— Обещать будете по своему варианту, а делать — по моему. Ради чего мы станем возиться с таким гнилым товаром, как этот ваш Мейерович? Зачем его вывозить? По дороге с ним, например может что-нибудь случиться...
Теперь его поддержал и Раджими.
— Гениально! — воскликнул он.
— Но придуманный вами выход, знаете, чем еще хорош? — спросил Юргенс.
Раджими задумался.
— Нет, не знаю.
— Оставлять Мейеровича здесь для нас невыгодно. Так или иначе, рано или поздно все может всплыть наружу, а тогда... Жена его не должна знать, на каких условиях вы делаете для них одолжение.
Раджими склонил голову в знак согласия.
В тог же день вечером.

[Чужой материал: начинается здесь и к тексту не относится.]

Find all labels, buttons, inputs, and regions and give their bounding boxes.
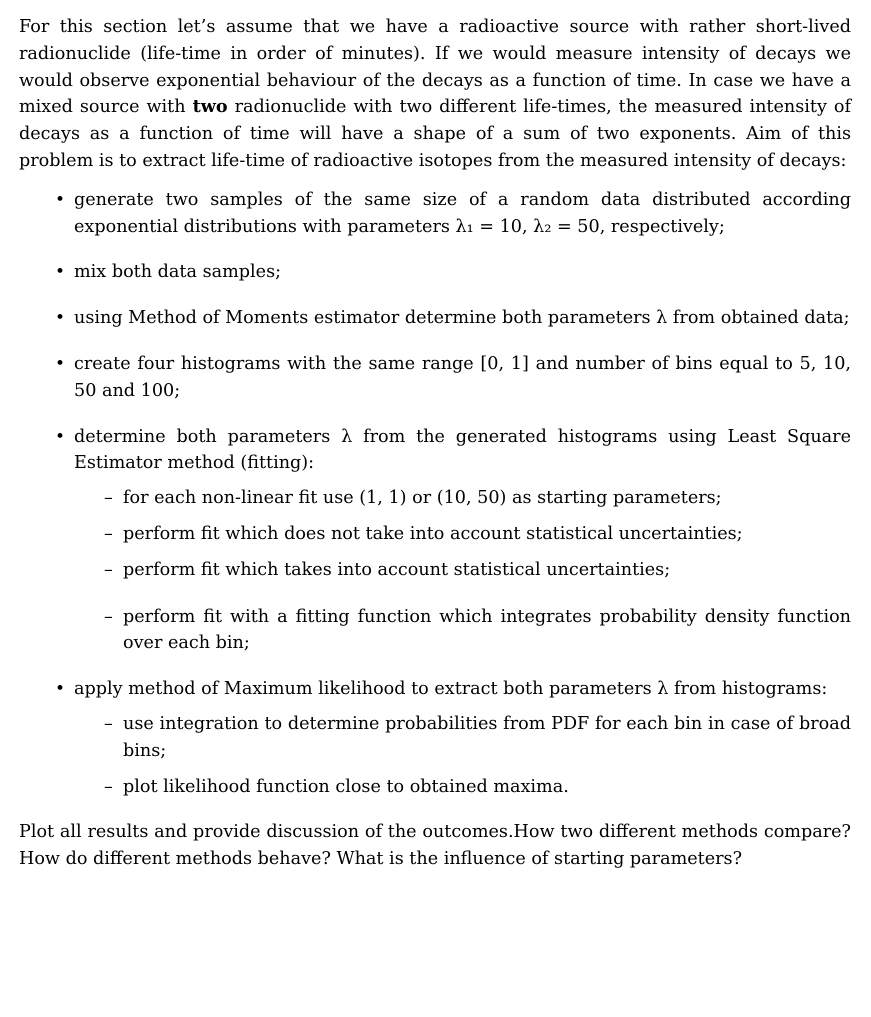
- task-text: determine both parameters λ from the generated histograms using Least Square Estimator method (fitting):: [74, 426, 851, 474]
- subtask-item: [74, 485, 851, 512]
- dash-icon: –: [104, 523, 113, 544]
- subtask-text: perform fit with a fitting function which integrates probability density function over each bin;: [123, 606, 851, 654]
- task-text: create four histograms with the same range [0, 1] and number of bins equal to 5, 10, 50 and 100;: [74, 353, 851, 401]
- dash-icon: –: [104, 559, 113, 580]
- task-item-maximum-likelihood: [19, 676, 851, 800]
- subtask-item: [74, 604, 851, 658]
- intro-paragraph: [19, 14, 851, 175]
- task-item-method-of-moments: [19, 305, 851, 332]
- task-item-generate-samples: [19, 187, 851, 241]
- dash-icon: –: [104, 776, 113, 797]
- task-text: generate two samples of the same size of a random data distributed according exponential distributions with parameters λ₁ = 10, λ₂ = 50, respectively;: [74, 189, 851, 237]
- subtask-text: perform fit which takes into account statistical uncertainties;: [123, 559, 671, 580]
- task-item-histograms: [19, 351, 851, 405]
- bullet-icon: •: [55, 262, 66, 283]
- bullet-icon: •: [55, 679, 66, 700]
- bullet-icon: •: [55, 308, 66, 329]
- bullet-icon: •: [55, 426, 66, 447]
- task-list: [19, 187, 851, 801]
- intro-text-part1: For this section let’s assume that we have a radioactive source with rather short-lived radionuclide (life-time in order of minutes). If we would measure intensity of decays we would observe exponential behaviour of the decays as a function of time. In case we have a mixed source with: [19, 17, 851, 118]
- maximum-likelihood-subtasks: [74, 711, 851, 800]
- subtask-text: plot likelihood function close to obtained maxima.: [123, 776, 569, 797]
- dash-icon: –: [104, 713, 113, 734]
- intro-text-part2: radionuclide with two different life-times, the measured intensity of decays as a function of time will have a shape of a sum of two exponents. Aim of this problem is to extract life-time of radioactive isotopes from the measured intensity of decays:: [19, 97, 851, 171]
- task-item-least-squares: [19, 424, 851, 658]
- subtask-item: [74, 521, 851, 548]
- least-squares-subtasks: [74, 485, 851, 657]
- dash-icon: –: [104, 606, 113, 627]
- task-text: using Method of Moments estimator determine both parameters λ from obtained data;: [74, 308, 850, 329]
- bullet-icon: •: [55, 353, 66, 374]
- subtask-item: [74, 774, 851, 801]
- subtask-text: use integration to determine probabilities from PDF for each bin in case of broad bins;: [123, 713, 851, 761]
- intro-bold-two: two: [192, 96, 228, 118]
- subtask-item: [74, 557, 851, 584]
- task-text: apply method of Maximum likelihood to extract both parameters λ from histograms:: [74, 679, 828, 700]
- task-text: mix both data samples;: [74, 262, 282, 283]
- subtask-text: for each non-linear fit use (1, 1) or (10, 50) as starting parameters;: [123, 488, 722, 509]
- task-item-mix-samples: [19, 259, 851, 286]
- dash-icon: –: [104, 488, 113, 509]
- subtask-item: [74, 711, 851, 765]
- document-page: [19, 14, 851, 873]
- subtask-text: perform fit which does not take into account statistical uncertainties;: [123, 523, 743, 544]
- closing-paragraph: Plot all results and provide discussion of the outcomes.How two different methods compare? How do different methods behave? What is the influence of starting parameters?: [19, 822, 851, 870]
- bullet-icon: •: [55, 189, 66, 210]
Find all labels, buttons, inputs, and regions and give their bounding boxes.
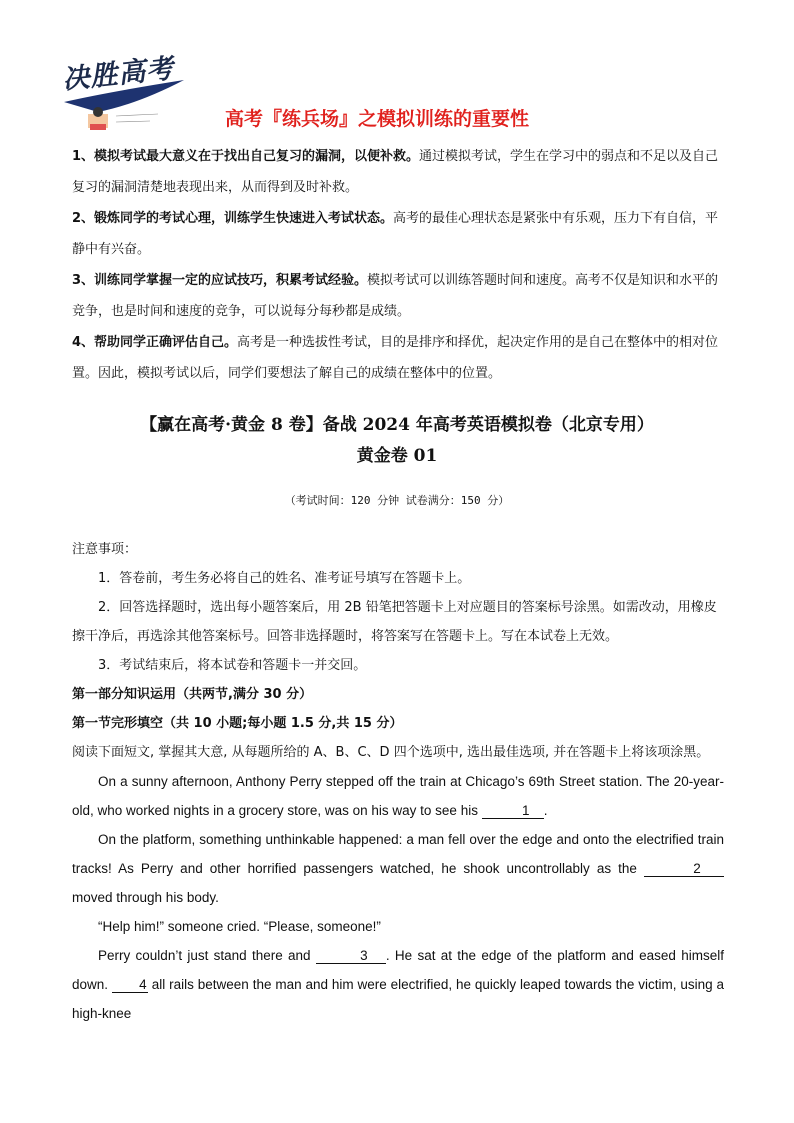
notice-item-3: 3．考试结束后，将本试卷和答题卡一并交回。 (98, 658, 367, 673)
part-heading: 第一部分知识运用（共两节,满分 30 分） (72, 687, 313, 702)
header-title: 高考『练兵场』之模拟训练的重要性 (225, 108, 530, 130)
blank-4: 4 (112, 978, 148, 993)
notice-heading: 注意事项： (72, 542, 138, 557)
passage-paragraph-3: “Help him!” someone cried. “Please, someone!” (98, 919, 381, 934)
passage-paragraph-1: On a sunny afternoon, Anthony Perry stepped off the train at Chicago’s 69th Street station. The 20-year-old, who worked nights in a grocery store, was on his way to see his 1 . (72, 774, 724, 818)
passage-paragraph-2: On the platform, something unthinkable happened: a man fell over the edge and onto the electrified train tracks! As Perry and other horrified passengers watched, he shook uncontrollably as the 2 moved through his body. (72, 832, 724, 905)
intro-item-2: 2、锻炼同学的考试心理，训练学生快速进入考试状态。高考的最佳心理状态是紧张中有乐观，压力下有自信，平静中有兴奋。 (72, 211, 719, 257)
exam-info: （考试时间：120 分钟 试卷满分：150 分） (284, 494, 510, 507)
notice-item-1: 1．答卷前，考生务必将自己的姓名、准考证号填写在答题卡上。 (98, 571, 471, 586)
intro-item-1: 1、模拟考试最大意义在于找出自己复习的漏洞，以便补救。通过模拟考试，学生在学习中的弱点和不足以及自己复习的漏洞清楚地表现出来，从而得到及时补救。 (72, 149, 719, 195)
exam-body (72, 535, 724, 1028)
logo-text: 决胜高考 (61, 53, 176, 96)
exam-subtitle: 黄金卷 01 (356, 446, 438, 466)
blank-1: 1 (482, 804, 544, 819)
section-heading: 第一节完形填空（共 10 小题;每小题 1.5 分,共 15 分） (72, 716, 403, 731)
blank-3: 3 (316, 949, 386, 964)
intro-item-3: 3、训练同学掌握一定的应试技巧，积累考试经验。模拟考试可以训练答题时间和速度。高考不仅是知识和水平的竞争，也是时间和速度的竞争，可以说每分每秒都是成绩。 (72, 273, 719, 319)
intro-item-4: 4、帮助同学正确评估自己。高考是一种选拔性考试，目的是排序和择优，起决定作用的是自己在整体中的相对位置。因此，模拟考试以后，同学们要想法了解自己的成绩在整体中的位置。 (72, 335, 719, 381)
exam-title: 【赢在高考·黄金 8 卷】备战 2024 年高考英语模拟卷（北京专用） (140, 415, 654, 435)
intro-list (72, 141, 724, 389)
notice-item-2: 2．回答选择题时，选出每小题答案后，用 2B 铅笔把答题卡上对应题目的答案标号涂黑。如需改动，用橡皮擦干净后，再选涂其他答案标号。回答非选择题时，将答案写在答题卡上。写在本试卷上无效。 (72, 600, 717, 644)
blank-2: 2 (644, 862, 724, 877)
section-instructions: 阅读下面短文, 掌握其大意, 从每题所给的 A、B、C、D 四个选项中, 选出最佳选项, 并在答题卡上将该项涂黑。 (72, 745, 710, 760)
logo (58, 52, 190, 140)
passage-paragraph-4: Perry couldn’t just stand there and 3 . He sat at the edge of the platform and eased himself down. 4 all rails between the man and him were electrified, he quickly leaped towards the victim, using a high-knee (72, 948, 724, 1021)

Никита Родионович, вызванный телеграммой, шел в парикмахерскую Раджими.
Телеграмма, как и в прошлый раз, была подписана «Рами», но Ожогин чувствовал, что предстоят свидание и разговор с Юргенсом.
Появление покойного шефа не только ошеломило Ожогина, но и еще лишний раз показало, на что способны империалистические разведки в своей ненависти к советской стране.
Никита Родионович шел и думал о том, как запутаны, извилисты и опасны тайные тропы. Они идут через моря и границы, по лесам и бескрайним степям, петляют по глухим закоулкам, теряются из виду. И сколько надо зоркости и упорства, умения и мужества, чтобы обнаружить эти тропы и найти едва приметные следы на них.
Спокойствие и уверенность майора Шарафова передавались Никите Родионовичу.
В своих предположениях Ожогин оказался прав: в квартире Раджими его встретил Юргенс.
— Ну вот, теперь мы подробно и побеседуем, — проговорил он приветливо, пожал руку Никите Родионовичу и закрыл на замок дверь.
Ожогин сел за стол, Юргенс расположился напротив. Под самым потолком горела маленькая пузатая лампочка, разливая бледный, рассеянный свет. Лицо Юргенса было довольно хорошо освещено, и Никита Родионович стал разглядывать его.
— Ну как? Изменился я? — был первый вопрос Юргенса. Он положил перед гостем портсигар и спички.
— Если и изменились, то очень мало, — сказал правду Ожогин. Так было и в действительности, — время не оставило на всем облике Юргенса приметных следов, он только чуть-чуть потяжелел, погрузнел.
Никита Родионович открыто, с подчеркнутым любопытством продолжал смотреть на собеседника, чем заставил Юргенса рассмеяться.